CORRECTION: Previous versions of this story mischaracterized the nature of the review board and its findings. The outside experts acted as three separate investigators. UNC's Provost Office issued the internal review. The outside review found that the test used to gauge reading levels was not a valid test of reading. This story has been changed to reflect this information. The Daily Tar Heel apologizes for the error.
This story has been updated to reflect these changes as well us updates in the story.
UPDATE (4:31 p.m.): Mary Willingham, the tutor at the center of the research, responded to the press release in an email.
"For now I will just say that the University neglected to take even the most basic steps to ensure the integrity, impartiality, and fairness of its supposedly 'independent' review of my data," she said.
"The fact that they engaged in this exercise without ever seeking input from me or my research partner, and without the raw scores, or an examination of the full battery of tests (on a majority of these same athletes) available in Accessibility Resources speaks volumes about the true motivations behind today's press release."
UPDATE (3:30 p.m.): The outside review of former athletic tutor Mary Willingham’s research determined the test she used on student-athletes could not accurately gauge their reading level.
“The data do not support public claims about the students’ reading ability,” the press release issued Friday said.
Willingham said her research determined that 60 percent of a sample of 183 athletes were not college-literate. She said she used the Scholastic Abilities Test for Adults and SAT scores to evaluate literacy levels, as well as ACT scores, GPA’s, credit hours and academic standing information.
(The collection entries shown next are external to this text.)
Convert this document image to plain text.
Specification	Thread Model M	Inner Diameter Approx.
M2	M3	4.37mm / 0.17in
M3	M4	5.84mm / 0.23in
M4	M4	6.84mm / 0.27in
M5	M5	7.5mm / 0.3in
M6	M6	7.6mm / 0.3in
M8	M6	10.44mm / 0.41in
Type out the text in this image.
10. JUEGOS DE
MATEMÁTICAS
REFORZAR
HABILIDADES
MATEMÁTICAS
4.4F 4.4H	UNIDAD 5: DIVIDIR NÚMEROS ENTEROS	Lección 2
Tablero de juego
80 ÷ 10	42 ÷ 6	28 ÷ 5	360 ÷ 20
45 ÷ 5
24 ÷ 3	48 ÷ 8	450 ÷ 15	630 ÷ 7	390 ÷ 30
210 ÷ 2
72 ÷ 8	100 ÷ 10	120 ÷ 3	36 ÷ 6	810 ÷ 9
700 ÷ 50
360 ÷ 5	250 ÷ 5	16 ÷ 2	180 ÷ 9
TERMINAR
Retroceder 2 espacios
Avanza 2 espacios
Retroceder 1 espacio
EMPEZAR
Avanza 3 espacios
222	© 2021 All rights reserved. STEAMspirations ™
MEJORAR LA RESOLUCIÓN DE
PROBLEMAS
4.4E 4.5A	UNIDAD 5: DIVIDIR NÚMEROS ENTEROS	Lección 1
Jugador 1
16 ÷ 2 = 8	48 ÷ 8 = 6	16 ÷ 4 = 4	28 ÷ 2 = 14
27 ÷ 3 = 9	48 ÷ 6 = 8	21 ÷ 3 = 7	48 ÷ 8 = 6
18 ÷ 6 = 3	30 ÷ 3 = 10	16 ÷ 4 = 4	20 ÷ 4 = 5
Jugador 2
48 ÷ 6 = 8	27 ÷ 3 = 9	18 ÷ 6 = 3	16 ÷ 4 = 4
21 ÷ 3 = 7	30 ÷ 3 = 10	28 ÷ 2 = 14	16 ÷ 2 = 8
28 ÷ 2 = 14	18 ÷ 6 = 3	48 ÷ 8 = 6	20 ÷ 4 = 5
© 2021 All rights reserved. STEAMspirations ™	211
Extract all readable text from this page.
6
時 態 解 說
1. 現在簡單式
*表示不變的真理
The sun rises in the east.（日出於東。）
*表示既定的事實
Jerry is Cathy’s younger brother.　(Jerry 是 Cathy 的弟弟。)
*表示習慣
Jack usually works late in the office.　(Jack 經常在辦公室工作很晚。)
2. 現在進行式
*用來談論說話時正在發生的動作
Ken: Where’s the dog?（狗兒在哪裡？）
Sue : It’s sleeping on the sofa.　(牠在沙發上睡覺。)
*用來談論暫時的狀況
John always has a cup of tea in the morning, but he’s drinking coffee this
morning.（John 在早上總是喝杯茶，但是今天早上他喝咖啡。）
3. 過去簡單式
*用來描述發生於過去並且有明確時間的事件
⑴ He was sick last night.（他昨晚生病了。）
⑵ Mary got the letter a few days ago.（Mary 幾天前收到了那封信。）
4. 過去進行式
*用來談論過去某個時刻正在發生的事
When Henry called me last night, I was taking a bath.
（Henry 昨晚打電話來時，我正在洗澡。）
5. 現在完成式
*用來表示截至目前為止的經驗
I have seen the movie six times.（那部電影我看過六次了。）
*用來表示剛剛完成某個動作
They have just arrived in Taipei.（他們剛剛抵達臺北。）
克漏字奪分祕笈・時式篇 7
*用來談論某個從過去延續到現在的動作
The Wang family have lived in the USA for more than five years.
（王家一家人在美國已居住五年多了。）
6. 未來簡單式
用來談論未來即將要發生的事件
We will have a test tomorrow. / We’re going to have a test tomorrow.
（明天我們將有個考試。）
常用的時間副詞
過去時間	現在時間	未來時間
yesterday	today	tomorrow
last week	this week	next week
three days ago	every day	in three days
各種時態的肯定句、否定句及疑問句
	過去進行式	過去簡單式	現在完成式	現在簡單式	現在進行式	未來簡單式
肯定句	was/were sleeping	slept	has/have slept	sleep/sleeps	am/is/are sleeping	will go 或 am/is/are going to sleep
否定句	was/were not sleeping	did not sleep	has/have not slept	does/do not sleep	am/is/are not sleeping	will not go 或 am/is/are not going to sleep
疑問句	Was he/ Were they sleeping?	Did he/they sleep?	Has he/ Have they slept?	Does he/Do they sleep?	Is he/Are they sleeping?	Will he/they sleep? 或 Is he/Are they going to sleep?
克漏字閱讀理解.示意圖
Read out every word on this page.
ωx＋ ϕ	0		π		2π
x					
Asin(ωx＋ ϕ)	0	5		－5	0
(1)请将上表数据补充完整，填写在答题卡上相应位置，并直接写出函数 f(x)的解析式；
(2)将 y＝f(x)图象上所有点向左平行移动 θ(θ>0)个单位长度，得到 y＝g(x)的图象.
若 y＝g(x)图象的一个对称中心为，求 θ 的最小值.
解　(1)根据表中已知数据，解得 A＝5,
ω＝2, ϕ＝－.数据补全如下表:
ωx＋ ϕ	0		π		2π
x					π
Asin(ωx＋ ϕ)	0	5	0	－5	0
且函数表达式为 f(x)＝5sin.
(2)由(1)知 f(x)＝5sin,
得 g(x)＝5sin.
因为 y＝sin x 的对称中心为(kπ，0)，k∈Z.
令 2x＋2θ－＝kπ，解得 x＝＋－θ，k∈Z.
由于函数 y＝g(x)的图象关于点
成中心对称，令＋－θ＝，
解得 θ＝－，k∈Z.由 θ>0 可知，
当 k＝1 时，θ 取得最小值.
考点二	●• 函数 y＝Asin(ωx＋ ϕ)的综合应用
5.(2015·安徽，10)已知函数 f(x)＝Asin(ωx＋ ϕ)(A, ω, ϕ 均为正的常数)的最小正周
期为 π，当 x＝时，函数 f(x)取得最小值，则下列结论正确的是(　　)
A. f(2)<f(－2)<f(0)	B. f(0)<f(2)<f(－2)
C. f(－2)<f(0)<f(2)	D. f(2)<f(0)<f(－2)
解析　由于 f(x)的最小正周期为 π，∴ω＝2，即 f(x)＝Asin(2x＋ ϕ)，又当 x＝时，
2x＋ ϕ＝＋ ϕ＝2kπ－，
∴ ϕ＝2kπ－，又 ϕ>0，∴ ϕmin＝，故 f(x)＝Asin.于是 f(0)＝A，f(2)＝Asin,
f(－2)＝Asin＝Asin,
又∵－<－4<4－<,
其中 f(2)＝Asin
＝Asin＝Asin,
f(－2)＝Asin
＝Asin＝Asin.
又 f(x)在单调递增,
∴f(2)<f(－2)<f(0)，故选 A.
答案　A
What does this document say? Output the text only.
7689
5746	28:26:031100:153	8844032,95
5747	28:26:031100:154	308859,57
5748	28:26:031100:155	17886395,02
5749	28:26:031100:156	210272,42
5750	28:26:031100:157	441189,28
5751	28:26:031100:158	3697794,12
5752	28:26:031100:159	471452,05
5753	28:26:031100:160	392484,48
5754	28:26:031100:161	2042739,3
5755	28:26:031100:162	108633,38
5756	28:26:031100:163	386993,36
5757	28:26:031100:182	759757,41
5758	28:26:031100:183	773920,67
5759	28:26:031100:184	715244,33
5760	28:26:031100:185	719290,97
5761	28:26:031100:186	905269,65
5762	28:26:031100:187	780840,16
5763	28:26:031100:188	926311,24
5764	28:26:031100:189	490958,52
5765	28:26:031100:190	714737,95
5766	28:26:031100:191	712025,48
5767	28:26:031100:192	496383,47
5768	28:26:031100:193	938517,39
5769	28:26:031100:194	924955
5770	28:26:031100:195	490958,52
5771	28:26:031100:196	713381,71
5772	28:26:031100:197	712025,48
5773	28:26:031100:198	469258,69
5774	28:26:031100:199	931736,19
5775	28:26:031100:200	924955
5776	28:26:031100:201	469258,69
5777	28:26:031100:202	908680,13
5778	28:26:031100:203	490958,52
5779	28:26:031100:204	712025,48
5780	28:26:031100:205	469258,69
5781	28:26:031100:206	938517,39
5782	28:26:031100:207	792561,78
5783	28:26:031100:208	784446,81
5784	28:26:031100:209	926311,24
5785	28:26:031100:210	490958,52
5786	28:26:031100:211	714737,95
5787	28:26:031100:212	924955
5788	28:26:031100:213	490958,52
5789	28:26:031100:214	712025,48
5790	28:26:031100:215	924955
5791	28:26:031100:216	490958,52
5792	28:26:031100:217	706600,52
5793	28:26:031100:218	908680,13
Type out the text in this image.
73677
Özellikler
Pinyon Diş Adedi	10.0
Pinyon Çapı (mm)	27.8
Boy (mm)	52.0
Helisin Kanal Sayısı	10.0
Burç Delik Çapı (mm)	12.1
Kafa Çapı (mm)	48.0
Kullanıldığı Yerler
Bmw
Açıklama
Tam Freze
“While SATA RV (the 25-question, multiple choice vocabulary subtest) results can be informative as part of screening for learning differences and/or disabilities, they are not accepted by the psychological community as an appropriate measure of reading grade level and literacy," the press release said.
The board hired by UNC this spring made its announcement today, four months after Willingham first publicly announced her research findings in a CNN article.
The members of the review board, who UNC did not reveal until today, included Nathan Kuncel with the University of Minnesota, Lee Alan Branum-Martin of Georgia State University and Dennis Kramer with the University of Virginia.
"I looked at the data that was provided to me and examined several of the claims that were made about it, so the report talks about what the data does and doesn't say as far as I'm concerned," Kuncel said in an interview.
Kuncel said he was paid $5,000 to examine the research and was approached a few weeks ago. He said he had no knowledge or opinions before the scandal broke.
"I hadn't followed sports news and such," he said.
Willingham’s research was also subject to a review by UNC’s Provost Office January.
UNC’s review determined between 2004 and 2012, UNC enrolled 341 men’s and women’s basketball players and football players. Of those, 34 students didn’t meet CNN’s threshold of “college literate” — an SAT score of 400 or 16 on the ACT.
Executive Vice Chancellor and Provost Jim Dean has said that Willingham’s methods of determining literacy, a 10-minute SATA test, were not appropriate.